ゲーテ

、、、ゲーテには気をつけるんだぞ。彼はみなの胃を駄目にするが、と私は言った、ドイツ人だけは平気だ。ドイツ人たちはまるで世界でもまれな奇跡のようにゲーテを信じている。にもかかわらず、この世界の奇跡は俗物的哲学的シュレーバー菜園主でしかない。私がシュレーバー菜園とは何か説明すると、ガンベッティは大声で笑い出した。ガンベッティはそれを知らなかったのだ。総じて、と私はガンベッティに言った、ゲーテの作品は俗物的哲学的シュレーバー菜園だ。何においてもゲーテは最高のことはしなかった、と私は言った。すべてにおいて凡庸さをもたらしただけだ。彼は最大の叙情詩人ではないし、最大の散文作家でもない、と私はガンベッティに言った。そして彼の戯曲をたとえばシェークスピアの戯曲と対峙させてみたらいい。それはちょうど、背の高い牧羊犬と、フランクフルト郊外の発育不良のダックスフントを向かい合わすようなものだ。ファウストとは、と私はガンベッティに言った、何たる誇大妄想だろう!執筆する誇大妄想狂が全面的失敗を犯した実験だ、と私はガンベッティに言った。全世界が彼のフランクフルト産の頭の中に闖入してしまった。

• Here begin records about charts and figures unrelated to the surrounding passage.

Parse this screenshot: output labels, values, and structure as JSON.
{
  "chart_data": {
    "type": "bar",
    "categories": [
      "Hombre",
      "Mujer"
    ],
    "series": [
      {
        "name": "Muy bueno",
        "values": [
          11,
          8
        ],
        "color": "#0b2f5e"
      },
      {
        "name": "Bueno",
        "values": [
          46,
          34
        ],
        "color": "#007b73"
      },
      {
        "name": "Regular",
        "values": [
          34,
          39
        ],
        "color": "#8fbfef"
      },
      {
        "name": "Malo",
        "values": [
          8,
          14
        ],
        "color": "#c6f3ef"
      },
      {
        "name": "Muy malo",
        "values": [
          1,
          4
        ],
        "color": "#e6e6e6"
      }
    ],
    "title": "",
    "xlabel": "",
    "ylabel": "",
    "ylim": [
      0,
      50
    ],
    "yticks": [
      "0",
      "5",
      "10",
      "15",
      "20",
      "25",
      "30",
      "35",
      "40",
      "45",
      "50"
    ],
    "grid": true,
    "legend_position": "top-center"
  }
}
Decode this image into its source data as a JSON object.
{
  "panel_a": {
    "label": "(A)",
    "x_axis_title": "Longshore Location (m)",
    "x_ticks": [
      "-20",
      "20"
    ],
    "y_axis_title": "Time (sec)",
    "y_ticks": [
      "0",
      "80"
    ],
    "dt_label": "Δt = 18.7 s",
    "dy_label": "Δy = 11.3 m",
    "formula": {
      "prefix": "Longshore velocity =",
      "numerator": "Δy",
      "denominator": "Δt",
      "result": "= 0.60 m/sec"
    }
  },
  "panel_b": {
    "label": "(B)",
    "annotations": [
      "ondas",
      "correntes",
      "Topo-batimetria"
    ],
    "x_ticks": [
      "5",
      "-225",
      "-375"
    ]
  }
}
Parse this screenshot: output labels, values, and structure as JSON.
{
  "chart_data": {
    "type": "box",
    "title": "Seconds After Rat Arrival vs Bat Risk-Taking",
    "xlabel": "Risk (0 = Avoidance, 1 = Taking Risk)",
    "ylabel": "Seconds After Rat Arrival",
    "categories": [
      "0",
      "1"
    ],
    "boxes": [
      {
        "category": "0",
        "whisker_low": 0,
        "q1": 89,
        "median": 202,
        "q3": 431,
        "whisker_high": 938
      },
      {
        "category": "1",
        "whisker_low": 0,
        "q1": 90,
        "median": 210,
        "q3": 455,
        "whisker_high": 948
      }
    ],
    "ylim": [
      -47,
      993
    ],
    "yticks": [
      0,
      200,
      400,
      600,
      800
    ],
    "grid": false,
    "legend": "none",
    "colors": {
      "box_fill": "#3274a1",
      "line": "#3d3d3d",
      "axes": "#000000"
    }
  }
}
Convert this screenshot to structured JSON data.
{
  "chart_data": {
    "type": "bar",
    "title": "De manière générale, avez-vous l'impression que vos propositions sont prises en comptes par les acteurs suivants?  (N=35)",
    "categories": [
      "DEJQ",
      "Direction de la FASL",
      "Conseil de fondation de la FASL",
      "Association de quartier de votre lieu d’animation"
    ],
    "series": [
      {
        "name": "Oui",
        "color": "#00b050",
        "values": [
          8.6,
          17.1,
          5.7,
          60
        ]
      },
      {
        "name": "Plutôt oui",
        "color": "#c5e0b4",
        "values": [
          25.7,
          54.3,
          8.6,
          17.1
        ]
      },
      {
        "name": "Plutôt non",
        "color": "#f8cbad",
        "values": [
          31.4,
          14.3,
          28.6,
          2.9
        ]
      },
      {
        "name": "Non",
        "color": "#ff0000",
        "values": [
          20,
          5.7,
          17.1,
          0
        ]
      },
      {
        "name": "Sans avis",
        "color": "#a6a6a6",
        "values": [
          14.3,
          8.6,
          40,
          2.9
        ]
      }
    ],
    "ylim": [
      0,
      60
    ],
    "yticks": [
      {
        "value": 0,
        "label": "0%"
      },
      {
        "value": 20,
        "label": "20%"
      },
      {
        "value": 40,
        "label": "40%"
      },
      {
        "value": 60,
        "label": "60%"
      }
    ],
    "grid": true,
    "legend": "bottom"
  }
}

ゲーテ、誇大妄想のフランクフルト市民兼ワイマール市民、フラウエンプラーンに居を構えた誇大妄想の大ブルジョア。ドイツ人の頭を狂わせ、いまに至る百五十年にわたりそのことで良心の呵責にたえないはずなのに、彼らを馬鹿にしつづけるゲーテゲーテとはドイツ精神の墓堀人だ、と私はガンベッティに言った。ゲーテを、たとえばヴォルテールデカルトパスカルに対置するとすれば、と私はガンベッティに言った。カントやもちろんシェークスピアでもいいのだが、ゲーテは驚くほど小さい。何と滑稽な詩聖だろう。それにしても詩聖とは徹底的にドイツ的な概念だ、と私はガンベッティに言った。ヘルダーリンは偉大な叙情詩人だし、と私はガンベッティに言ったことがある、ムジールは偉大な散文作家、そしてクライストは偉大な劇作家だが、ゲーテはそのいずれでもない。